Enquanto o navio não sai, o comércio é intenso, principalmente com extensões para manter seu item indispensável de sobrevivência, entretenimento e fetiche carregado, nas tomadas que ficam no alto das redes... Também se vende muito marmitex e corda.
Na parte superior tem um barzinho e dá pra curtir um sol e até fumar um cigarro... Lá passou a ser o meu lugar preferido, e nem as músicas que se repetiam a cada duas horas (que são as mesmas que tocam no país inteiro naquela pegada da massificação do mercado fonográfico) me tiravam de lá.

Assistia a manobra do Navio, como quem estava sentado em um bar vendo atentamente alguém fazer uma baliza bem apertada. E finalmente se vai, e como sempre quem vai deixa algo, e segue. No caso seguíamos pra Manaus...eu não deixava nada e ninguém, e acho que eu nem estava indo pra Manaus. Era só a continuidade da minha vida que pode acabar antes desse texto ser publicado, na mão da maior bacia hidrográfica do mundo. Essa sensação me era confortável e comecei a beber.

Famílias contemplam a paisagem e cuidam dos seus pequenos, eu estava mais preocupado em filosofar sobre a vida com meu camarada e tomar a próxima. A maioria das pessoas mal saem das suas redes a não ser pra irem ao banheiro e se alimentar. Passei a tarde por ali tomando uma enquanto o cenário permanecia o mesmo por horas; É a transa dos meus olhos em transe com o Amazonas, num estado meditativo, dissolvendo tudo que até então fazia sentido, pra um universo tão limitado e egoísta que só pode ser uma pessoa.

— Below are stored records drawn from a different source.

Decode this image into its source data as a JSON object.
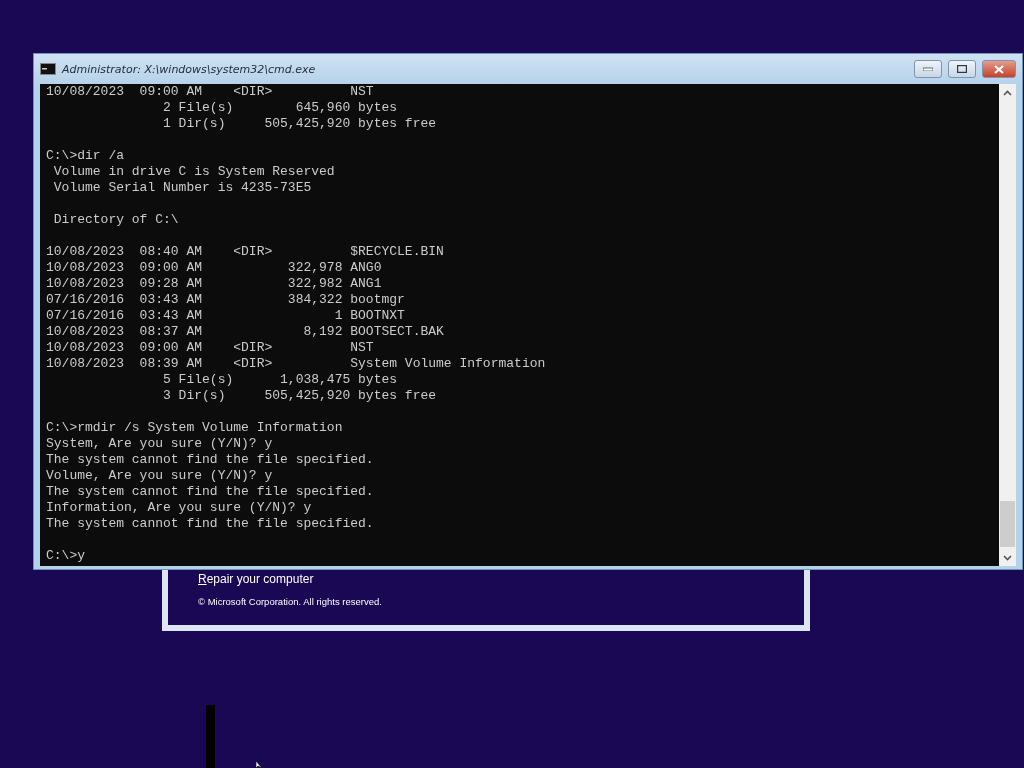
{
  "setup_dialog": {
    "repair_link": "Repair your computer",
    "copyright": "© Microsoft Corporation. All rights reserved."
  },
  "window": {
    "title": "Administrator: X:\\windows\\system32\\cmd.exe"
  },
  "console": {
    "blocks": [
      [
        "10/08/2023  09:00 AM    <DIR>          NST",
        "               2 File(s)        645,960 bytes",
        "               1 Dir(s)     505,425,920 bytes free"
      ],
      [
        "C:\\>dir /a",
        " Volume in drive C is System Reserved",
        " Volume Serial Number is 4235-73E5"
      ],
      [
        " Directory of C:\\"
      ],
      [
        "10/08/2023  08:40 AM    <DIR>          $RECYCLE.BIN",
        "10/08/2023  09:00 AM           322,978 ANG0",
        "10/08/2023  09:28 AM           322,982 ANG1",
        "07/16/2016  03:43 AM           384,322 bootmgr",
        "07/16/2016  03:43 AM                 1 BOOTNXT",
        "10/08/2023  08:37 AM             8,192 BOOTSECT.BAK",
        "10/08/2023  09:00 AM    <DIR>          NST",
        "10/08/2023  08:39 AM    <DIR>          System Volume Information",
        "               5 File(s)      1,038,475 bytes",
        "               3 Dir(s)     505,425,920 bytes free"
      ],
      [
        "C:\\>rmdir /s System Volume Information",
        "System, Are you sure (Y/N)? y",
        "The system cannot find the file specified.",
        "Volume, Are you sure (Y/N)? y",
        "The system cannot find the file specified.",
        "Information, Are you sure (Y/N)? y",
        "The system cannot find the file specified."
      ],
      [
        "C:\\>y"
      ]
    ]
  }
}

Se unem a nós mais dois companheiros, e mais conversas e árvores caídas no rio ou torradas por raios. O bar fechou e a moça educadamente pediu pra que descêssemos, pois não podia permanecer ninguém naquela área do navio sem a presença de funcionários. Descemos, e em seguidas subimos com o baseado no jeito de tacar fogo, pois sem funcionários e luzes apagadas, é fogo!

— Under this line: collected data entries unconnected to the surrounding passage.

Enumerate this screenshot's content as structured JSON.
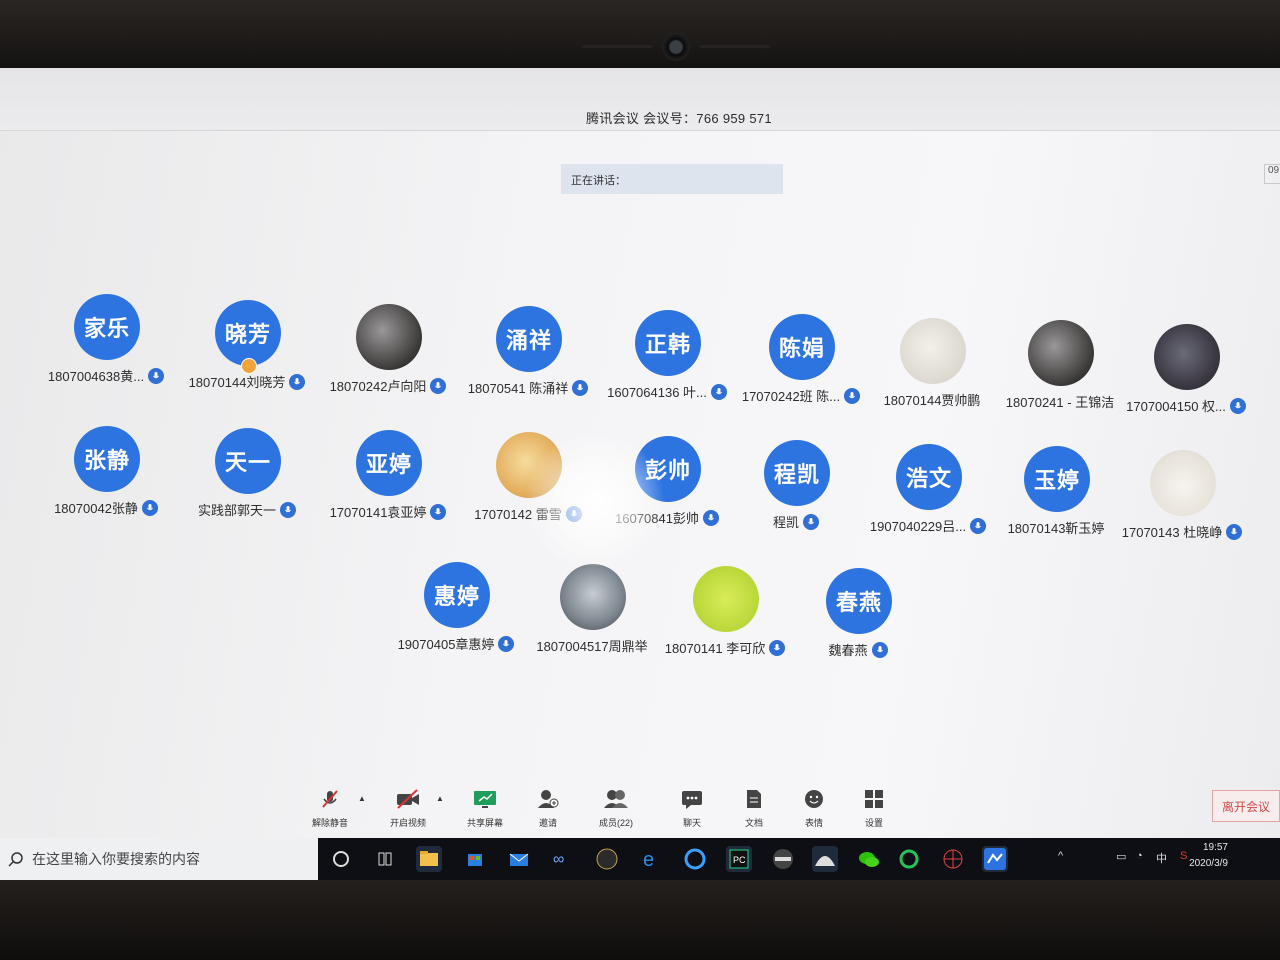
{
  "window": {
    "title": "腾讯会议 会议号：766 959 571"
  },
  "speaking": {
    "label": "正在讲话："
  },
  "corner_number": "09",
  "participants": [
    {
      "avatar_text": "家乐",
      "name": "1807004638黄...",
      "avatar": "blue"
    },
    {
      "avatar_text": "晓芳",
      "name": "18070144刘晓芳",
      "avatar": "blue"
    },
    {
      "avatar_text": "",
      "name": "18070242卢向阳",
      "avatar": "photo"
    },
    {
      "avatar_text": "涌祥",
      "name": "18070541 陈涌祥",
      "avatar": "blue"
    },
    {
      "avatar_text": "正韩",
      "name": "1607064136 叶...",
      "avatar": "blue"
    },
    {
      "avatar_text": "陈娟",
      "name": "17070242班 陈...",
      "avatar": "blue"
    },
    {
      "avatar_text": "",
      "name": "18070144贾帅鹏",
      "avatar": "photo-light"
    },
    {
      "avatar_text": "",
      "name": "18070241 - 王锦洁",
      "avatar": "photo"
    },
    {
      "avatar_text": "",
      "name": "1707004150 权...",
      "avatar": "photo-girl"
    },
    {
      "avatar_text": "张静",
      "name": "18070042张静",
      "avatar": "blue"
    },
    {
      "avatar_text": "天一",
      "name": "实践部郭天一",
      "avatar": "blue"
    },
    {
      "avatar_text": "亚婷",
      "name": "17070141袁亚婷",
      "avatar": "blue"
    },
    {
      "avatar_text": "",
      "name": "17070142 雷雪",
      "avatar": "photo-pudding"
    },
    {
      "avatar_text": "彭帅",
      "name": "16070841彭帅",
      "avatar": "blue"
    },
    {
      "avatar_text": "程凯",
      "name": "程凯",
      "avatar": "blue"
    },
    {
      "avatar_text": "浩文",
      "name": "1907040229吕...",
      "avatar": "blue"
    },
    {
      "avatar_text": "玉婷",
      "name": "18070143靳玉婷",
      "avatar": "blue"
    },
    {
      "avatar_text": "",
      "name": "17070143 杜晓峥",
      "avatar": "photo-dog"
    },
    {
      "avatar_text": "惠婷",
      "name": "19070405章惠婷",
      "avatar": "blue"
    },
    {
      "avatar_text": "",
      "name": "1807004517周鼎举",
      "avatar": "photo-anime"
    },
    {
      "avatar_text": "",
      "name": "18070141 李可欣",
      "avatar": "photo-blob"
    },
    {
      "avatar_text": "春燕",
      "name": "魏春燕",
      "avatar": "blue"
    }
  ],
  "toolbar": {
    "unmute": "解除静音",
    "start_video": "开启视频",
    "share_screen": "共享屏幕",
    "invite": "邀请",
    "members": "成员(22)",
    "chat": "聊天",
    "docs": "文档",
    "reactions": "表情",
    "settings": "设置"
  },
  "leave_button": "离开会议",
  "taskbar": {
    "search_placeholder": "在这里输入你要搜索的内容",
    "time": "19:57",
    "date": "2020/3/9",
    "ime": "中"
  },
  "colors": {
    "accent": "#2e74e0",
    "leave": "#d24b4b"
  }
}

Fomos pra rede e no balanço do navio e no verde dos sonhos, eu pego no sono, e na correria de descer as lonas pra conter a chuva eu acordo. O medo de molhar minha rede era maior do que do navio dar defeito, mas a lona foi suficiente pra conter a água e pude dormir mais um pouco. Ao acordar a maioria das pessoas permaneciam em suas redes, enquanto eu procurava minha toalha comecei a observar o casal do meu lado... Estava tão gostoso os dois ali, em um embalo bem pouco da rede, que me deu uma certa inveja. Tantas palavras sujas de ódio já saíram da minha boca, e tantas cenas de horror já entraram pelos meus olhos, que talvez eu não tenha mais o hálito pra dar um beijo de paixão adolescente pela manhã, abrir meus olhos, apertar o abraço sem acordar o outro, fechá-los novamente. Talvez tentativas, onde o ego sempre está entre o casal e é sempre calor demais pra dividir uma rede.

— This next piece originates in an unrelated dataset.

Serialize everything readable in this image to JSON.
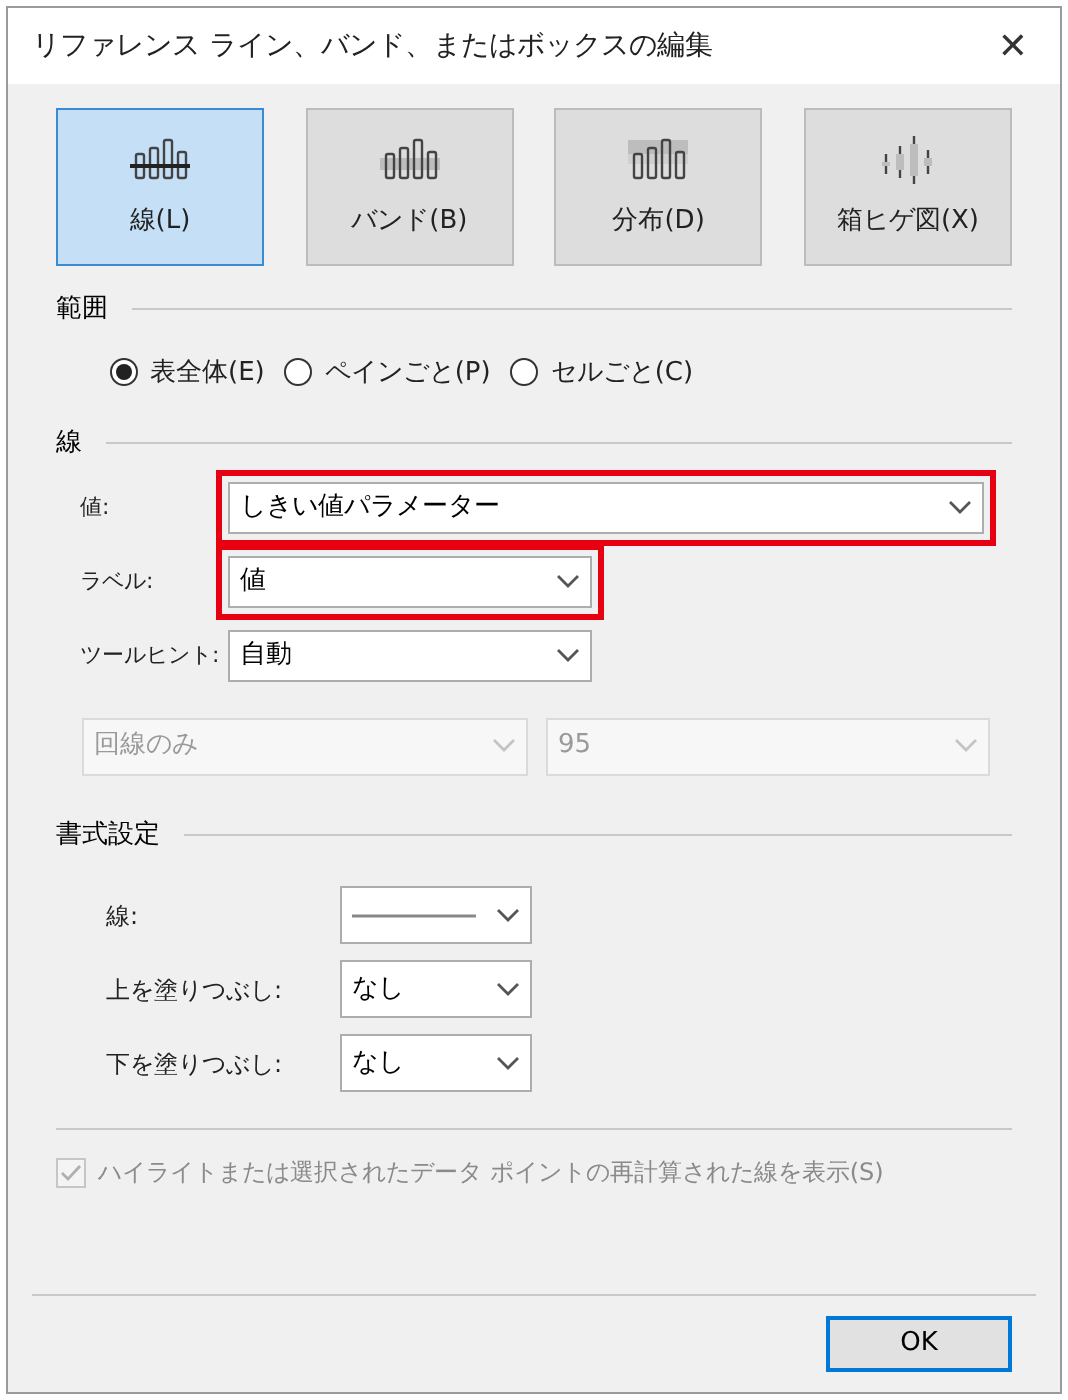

Aproveitei que era bem cedo e fui raspar minha cabeça sem que ninguém incomodasse batendo na porta do banheiro. O banheiro tem um cheiro de sapo, é todo de ferro e bem úmido... Água quente nem pensar. O outro dia é a mesma coisa, só que além de beber muito mais, vi uma cena que já havia visto antes e que é impossível de se acostumar... Indígenas em pequenos barcos a remo se aproximando do navio pra pedir esmola. São em sua maioria crianças!

Com uma lata na mão e um risca faca na cabeça, olhando fixamente pro rio sou presenteado pela presença do boto, que sua beleza não seduz pra distração da situação dos povos da floresta, que ainda tá aqui guardado com minha revolta e todo desamor que o mundo oferece todo dia.

A noite veio. A moça repetiu o processo de retirada dos últimos bêbados, que novamente voltaram na calada da madrugada pra fumar aquela ponta.. e no dia seguinte... estamos em Manaus. O glamour e conforto não existem... a beleza da viagem está no rosto do povo e no contato com tudo aquilo que não é nosso. São aqueles cabelos pretos e o cheiro das marmitas. A cor do Acaí sem xarope no saco transparente e o rastro de farinha grossa no canto da boca da menina de olho puxado. O preto do olho do camarão seco e seus longos bigodes, apontando pra uma casa na floresta que só vai se avizinhar com outra a quilômetros.

Estava com grandes companheiros e, diante daquele todo, também fomos beleza em detalhes.. E na minha eterna insatisfação fica a lacuna de alguém que não estava em nenhuma daquelas redes, onde poderíamos entrelaçar os dedos e nos olharmos nos olhos pra que o Amazonas pudesse ser mais do que já é.
Um dia eu vou lembrar disso tudo... E vou chorar.